Edwin D. Starbuck to Jane Addams, April 7, 1914

American Unitarian Association


April 7, 1914.

Miss Jane Addams,
Hull House,
Chicago, Illinois.

Dear Madam, --

There is something new happening in the world and we covet your assistance in having it happen right. The American Unitarian Association is putting out a new series of books for practical religious instruction. From the year 15 on through to the early 20's we hope to build elective courses. One of these is a series of four or five years' work in the social aspects of religion. On the enclosed sheet I have side-scored those topics which, so far as we can see now, might fairly enter into such a course. To what extent are these correct? You have lived in this kind of thing so intimately that you can speak with greater authority than most persons.
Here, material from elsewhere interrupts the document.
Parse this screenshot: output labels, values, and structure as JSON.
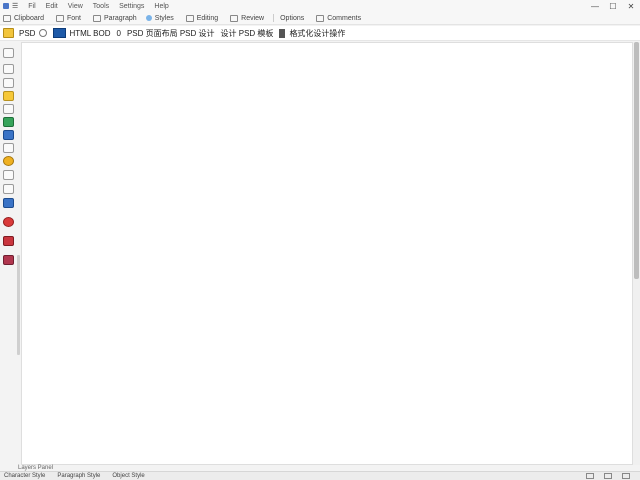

For the year 15 the volume might be something, perhaps, like Charles F. Dole's "Citizen and Neighbor", but simplified and amplified and made more interesting and attractive to young men and young women of that age. From that time on, what should constitute the work of the different years to make it unified and progressive until it culminates in a sympathetic appreciation of the problems of religious citizenship? And, furthermore, who would be the persons who could prepare the volumes so that they would be not only scholarly but possess, in addition, high literary merit and, withal, be so vitalized with the spirit of civic and social activity that they will stir the [page 2] sentiments and move the will?

We shall appreciate it warmly if you will allow us to share the results of your rich years of experience in this field so that we may do the supremely right thing.